Janet, Jimmy, and Terry experiment with industrial sounds on tracks like “If” and “This Time”. The latter even boldly marries industrial & new jack sensibilities with the operatic vocals of Kathleen Battle. Who else but Janet could conceive of such an idea?
Elsewhere, Janet reaches back in time musically. She teams with the legendary Steve Cropper to craft “What I’ll Do”, which may as well be an Otis Redding leftover from the 60’s. “You Want This” combines Diana Ross & The Supremes’ “Love Child” with Kool & The Gang’s “Jungle Boogie” and a touch of new jack swing. Also sampling The Supremes is the aforementioned “If,” adding a rock and roll flair to compliment the sexual fervor of the track.
On the baby-making section of the album, janet. circles back to the jazzy slow jam territory introduced with “That’s the Way Love Goes.” The now iconic “Any Time, Any Place” is the album’s most straight-forward sexual song; liberated, carefree and dripping in sensuality. It redefined her image forever.
A New Agenda
With her decision to return to acting, Janet earned an accolade that will forever enhance her resume with the janet. album and her first feature film, Poetic Justice, also released in 1993. She was nominated for Best Original Song at the Academy Awards for “Again,” the piano ballad taken from the film which also appears on the album. Not only that, but the film debuted at #1 and her performance was praised by critics.

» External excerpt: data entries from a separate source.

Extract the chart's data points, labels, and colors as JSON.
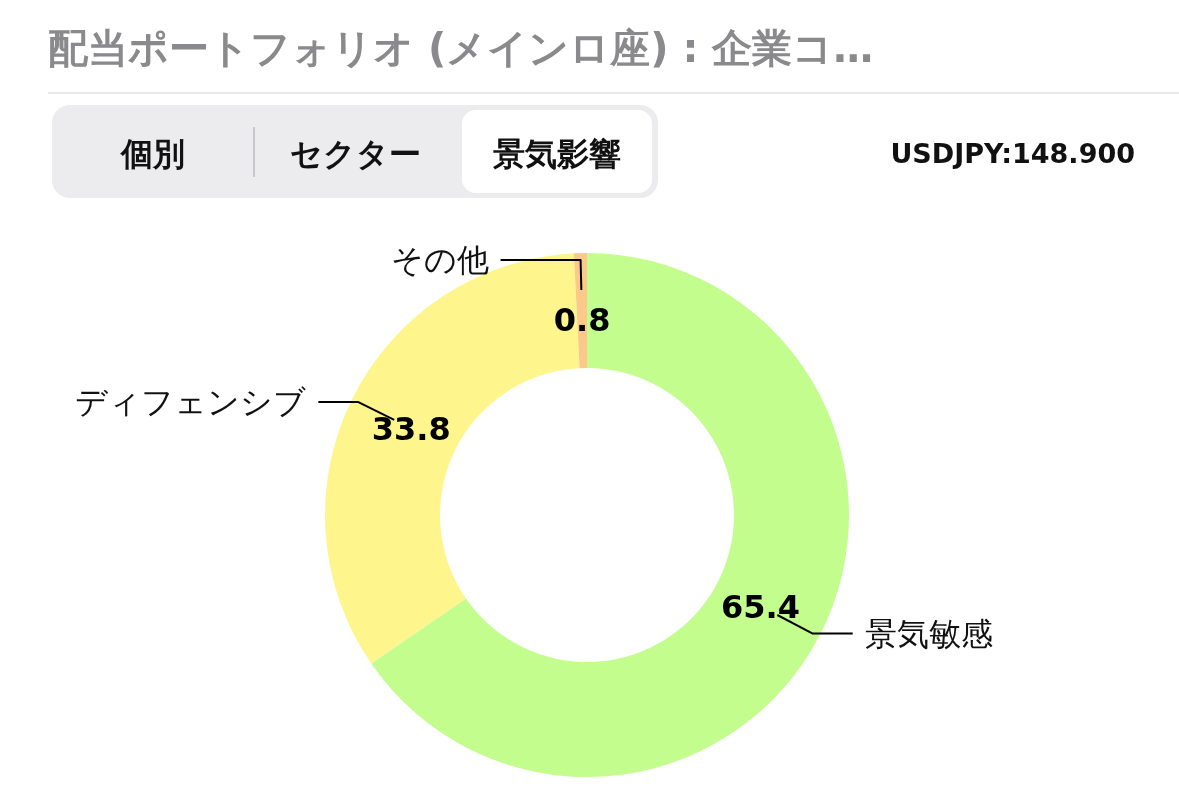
{
  "chart_data": {
    "type": "donut",
    "title": "配当ポートフォリオ (メインロ座) : 企業コ…",
    "categories": [
      "景気敏感",
      "ディフェンシブ",
      "その他"
    ],
    "values": [
      65.4,
      33.8,
      0.8
    ],
    "colors": [
      "#c2fd8e",
      "#fef68d",
      "#fdc98a"
    ],
    "data_labels": true,
    "annotations": [
      "個別",
      "セクター",
      "景気影響",
      "USDJPY:148.900"
    ]
  }
}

While the focus of the janet. album was unlike Rhythm Nation‘s social consciousness, there was still a feminist beat throughout. Her defiance in her rejection of the notion that woman should be sexually suppressed was a statement in its own right. However, on the track “New Agenda,” Janet created a Black, feminist anthem that has stood the test of time: “An African American woman, I’m standing tall with pride.”
In so many ways, Janet Jackson’s 1993 album janet. was titled perfectly. The album showcased the many facets of a multifaceted woman, released just two days after her 27th birthday. From her versatile voice, genre-less sonic approach, to her barrier-breaking boldness, janet. was a bold, cementing statement. Full stop.